- 著者
-
来間 泰男
- 出版者
- 日本農業史学会
- 雑誌
- 農業史研究 (ISSN:13475614)
- 巻号頁・発行日
- vol.41, pp.51-61, 2007 (Released:2017-03-23)
This paper compares the taxation system of the Ryukyus with that of Japan proper in their respective early-modern era. The taxation system called kokudaka-system, which has its levy basis on productivity of cultivated land, was common in the early modern Japan proper. Meanwhile, the taxation system in the Ryukyu Islands that former the Ryukyuan Kingdom, was different from kokudaka-system.

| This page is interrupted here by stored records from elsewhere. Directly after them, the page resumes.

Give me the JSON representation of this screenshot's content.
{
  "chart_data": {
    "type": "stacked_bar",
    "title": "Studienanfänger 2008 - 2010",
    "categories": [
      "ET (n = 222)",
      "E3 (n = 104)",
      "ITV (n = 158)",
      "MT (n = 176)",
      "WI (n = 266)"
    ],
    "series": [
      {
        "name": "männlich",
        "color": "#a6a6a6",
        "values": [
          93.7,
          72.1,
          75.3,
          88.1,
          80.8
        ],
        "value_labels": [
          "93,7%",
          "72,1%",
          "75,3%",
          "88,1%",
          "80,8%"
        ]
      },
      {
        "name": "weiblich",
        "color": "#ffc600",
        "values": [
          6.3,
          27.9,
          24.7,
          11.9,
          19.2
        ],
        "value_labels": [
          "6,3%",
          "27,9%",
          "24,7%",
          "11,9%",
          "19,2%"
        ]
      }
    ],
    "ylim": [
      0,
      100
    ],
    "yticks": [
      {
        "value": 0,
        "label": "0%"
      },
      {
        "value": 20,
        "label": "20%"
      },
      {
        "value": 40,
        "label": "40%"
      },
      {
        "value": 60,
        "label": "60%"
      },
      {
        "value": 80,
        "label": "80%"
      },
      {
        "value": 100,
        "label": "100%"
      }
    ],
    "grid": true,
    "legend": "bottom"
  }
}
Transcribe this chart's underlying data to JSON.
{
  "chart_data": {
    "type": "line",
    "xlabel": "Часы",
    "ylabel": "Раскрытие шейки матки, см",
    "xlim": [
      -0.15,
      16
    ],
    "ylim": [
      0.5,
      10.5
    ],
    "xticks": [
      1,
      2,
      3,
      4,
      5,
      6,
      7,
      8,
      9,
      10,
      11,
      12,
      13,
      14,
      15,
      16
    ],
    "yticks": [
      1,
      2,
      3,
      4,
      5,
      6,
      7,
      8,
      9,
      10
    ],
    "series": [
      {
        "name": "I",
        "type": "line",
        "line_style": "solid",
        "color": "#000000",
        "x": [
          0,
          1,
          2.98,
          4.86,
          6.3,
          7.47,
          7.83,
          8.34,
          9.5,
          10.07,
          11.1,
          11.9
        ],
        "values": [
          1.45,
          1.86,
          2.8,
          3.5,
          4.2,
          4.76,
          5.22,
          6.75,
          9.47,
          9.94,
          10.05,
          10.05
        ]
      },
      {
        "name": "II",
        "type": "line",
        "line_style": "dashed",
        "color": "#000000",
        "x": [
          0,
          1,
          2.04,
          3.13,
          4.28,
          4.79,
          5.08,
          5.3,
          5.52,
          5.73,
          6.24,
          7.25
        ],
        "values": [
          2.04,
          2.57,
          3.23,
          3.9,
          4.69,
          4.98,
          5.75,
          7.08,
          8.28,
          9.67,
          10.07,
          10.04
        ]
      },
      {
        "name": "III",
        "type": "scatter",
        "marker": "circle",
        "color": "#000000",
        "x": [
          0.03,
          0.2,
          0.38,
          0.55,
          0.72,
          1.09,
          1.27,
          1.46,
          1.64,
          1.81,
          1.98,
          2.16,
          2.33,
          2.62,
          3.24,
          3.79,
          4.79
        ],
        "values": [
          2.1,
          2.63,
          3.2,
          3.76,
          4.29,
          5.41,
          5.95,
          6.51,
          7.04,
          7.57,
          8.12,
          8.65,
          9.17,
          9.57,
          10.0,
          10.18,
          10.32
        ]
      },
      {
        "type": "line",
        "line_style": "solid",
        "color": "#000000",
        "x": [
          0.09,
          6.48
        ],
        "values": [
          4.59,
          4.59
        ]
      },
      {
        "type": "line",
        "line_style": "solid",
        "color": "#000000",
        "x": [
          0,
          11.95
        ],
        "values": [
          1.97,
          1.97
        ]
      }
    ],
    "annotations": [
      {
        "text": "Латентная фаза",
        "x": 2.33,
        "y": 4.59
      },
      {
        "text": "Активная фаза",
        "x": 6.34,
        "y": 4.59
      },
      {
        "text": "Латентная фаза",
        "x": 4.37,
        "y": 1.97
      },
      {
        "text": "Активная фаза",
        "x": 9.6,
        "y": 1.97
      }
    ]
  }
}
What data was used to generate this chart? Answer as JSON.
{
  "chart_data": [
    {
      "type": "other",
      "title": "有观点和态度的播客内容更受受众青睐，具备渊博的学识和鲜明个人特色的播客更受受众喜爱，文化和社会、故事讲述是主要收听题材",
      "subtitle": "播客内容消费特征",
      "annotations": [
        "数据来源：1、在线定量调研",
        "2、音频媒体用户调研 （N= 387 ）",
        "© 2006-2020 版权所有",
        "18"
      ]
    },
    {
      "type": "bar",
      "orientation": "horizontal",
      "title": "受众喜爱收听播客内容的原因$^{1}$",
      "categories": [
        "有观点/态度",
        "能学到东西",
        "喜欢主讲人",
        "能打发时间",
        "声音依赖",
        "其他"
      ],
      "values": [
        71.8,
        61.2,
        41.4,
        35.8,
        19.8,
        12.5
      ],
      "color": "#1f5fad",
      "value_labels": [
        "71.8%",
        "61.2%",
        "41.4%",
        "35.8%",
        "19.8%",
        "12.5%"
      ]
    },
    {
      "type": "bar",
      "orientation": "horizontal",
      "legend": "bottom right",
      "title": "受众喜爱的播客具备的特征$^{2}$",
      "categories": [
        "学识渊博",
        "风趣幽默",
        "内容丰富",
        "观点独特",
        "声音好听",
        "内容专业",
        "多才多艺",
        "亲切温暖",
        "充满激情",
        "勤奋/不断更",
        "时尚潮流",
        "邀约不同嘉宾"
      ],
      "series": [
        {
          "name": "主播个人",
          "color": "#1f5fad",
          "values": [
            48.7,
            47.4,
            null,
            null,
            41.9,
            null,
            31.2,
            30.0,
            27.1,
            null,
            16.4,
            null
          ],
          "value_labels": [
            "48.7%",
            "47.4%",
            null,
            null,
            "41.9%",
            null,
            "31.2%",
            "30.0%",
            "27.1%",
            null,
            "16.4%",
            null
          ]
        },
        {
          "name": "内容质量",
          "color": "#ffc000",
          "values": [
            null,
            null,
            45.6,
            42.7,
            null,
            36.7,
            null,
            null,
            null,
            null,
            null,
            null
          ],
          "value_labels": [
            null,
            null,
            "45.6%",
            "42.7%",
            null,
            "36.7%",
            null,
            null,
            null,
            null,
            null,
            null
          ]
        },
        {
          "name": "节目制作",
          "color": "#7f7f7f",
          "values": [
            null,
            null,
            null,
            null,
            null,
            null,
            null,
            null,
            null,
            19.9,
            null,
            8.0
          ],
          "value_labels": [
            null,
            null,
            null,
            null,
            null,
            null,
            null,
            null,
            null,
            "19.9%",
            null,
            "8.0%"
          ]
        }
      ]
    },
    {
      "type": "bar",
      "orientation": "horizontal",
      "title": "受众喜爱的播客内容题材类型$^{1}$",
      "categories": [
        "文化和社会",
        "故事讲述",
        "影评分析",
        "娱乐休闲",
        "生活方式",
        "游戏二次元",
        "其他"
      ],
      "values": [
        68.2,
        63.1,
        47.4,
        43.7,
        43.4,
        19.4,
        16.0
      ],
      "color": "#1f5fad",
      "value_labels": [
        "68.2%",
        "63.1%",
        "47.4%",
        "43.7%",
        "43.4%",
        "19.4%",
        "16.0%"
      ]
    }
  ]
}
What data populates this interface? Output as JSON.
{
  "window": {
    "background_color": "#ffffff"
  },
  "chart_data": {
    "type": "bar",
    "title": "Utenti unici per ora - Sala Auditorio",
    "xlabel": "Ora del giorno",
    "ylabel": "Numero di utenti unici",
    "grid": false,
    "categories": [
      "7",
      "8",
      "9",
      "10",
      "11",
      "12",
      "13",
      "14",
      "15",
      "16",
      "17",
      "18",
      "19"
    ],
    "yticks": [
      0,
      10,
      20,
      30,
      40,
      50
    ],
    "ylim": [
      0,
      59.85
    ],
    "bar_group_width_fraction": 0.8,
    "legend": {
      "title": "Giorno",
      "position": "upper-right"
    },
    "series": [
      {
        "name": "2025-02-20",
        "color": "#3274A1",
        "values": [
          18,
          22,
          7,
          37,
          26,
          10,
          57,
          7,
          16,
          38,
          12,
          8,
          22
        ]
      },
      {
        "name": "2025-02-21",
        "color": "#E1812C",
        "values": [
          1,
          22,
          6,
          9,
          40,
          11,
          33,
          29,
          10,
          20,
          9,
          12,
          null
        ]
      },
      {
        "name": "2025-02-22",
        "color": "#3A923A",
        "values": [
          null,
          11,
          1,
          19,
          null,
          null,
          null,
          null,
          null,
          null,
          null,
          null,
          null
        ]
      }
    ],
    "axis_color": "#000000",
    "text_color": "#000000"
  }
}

Satsuma-han, one of Japanese political powers, conquered the Ryukyus in 1609 and conducted a thorough survey of the islands. Satsuma-han decided kokudaka of the Ryukyus, and tried to force the local people to pay tax based on kokudaka. Despite the invader's vision, the kingdom did not apply kokudaka as its levy system; the kingdom ordered its people to pay tax by products such as rice and beans. Upon the order of the kingdom administration, leaders of the local areas (magiri and mura) commanded their farmers to produce rice and beans, or substitutive products such as brown sugar and textile goods. Focusing on these "substitutes", the paper argues that what farmers in the early-modern Ryukyus paid as tax was rather "labor" than "product".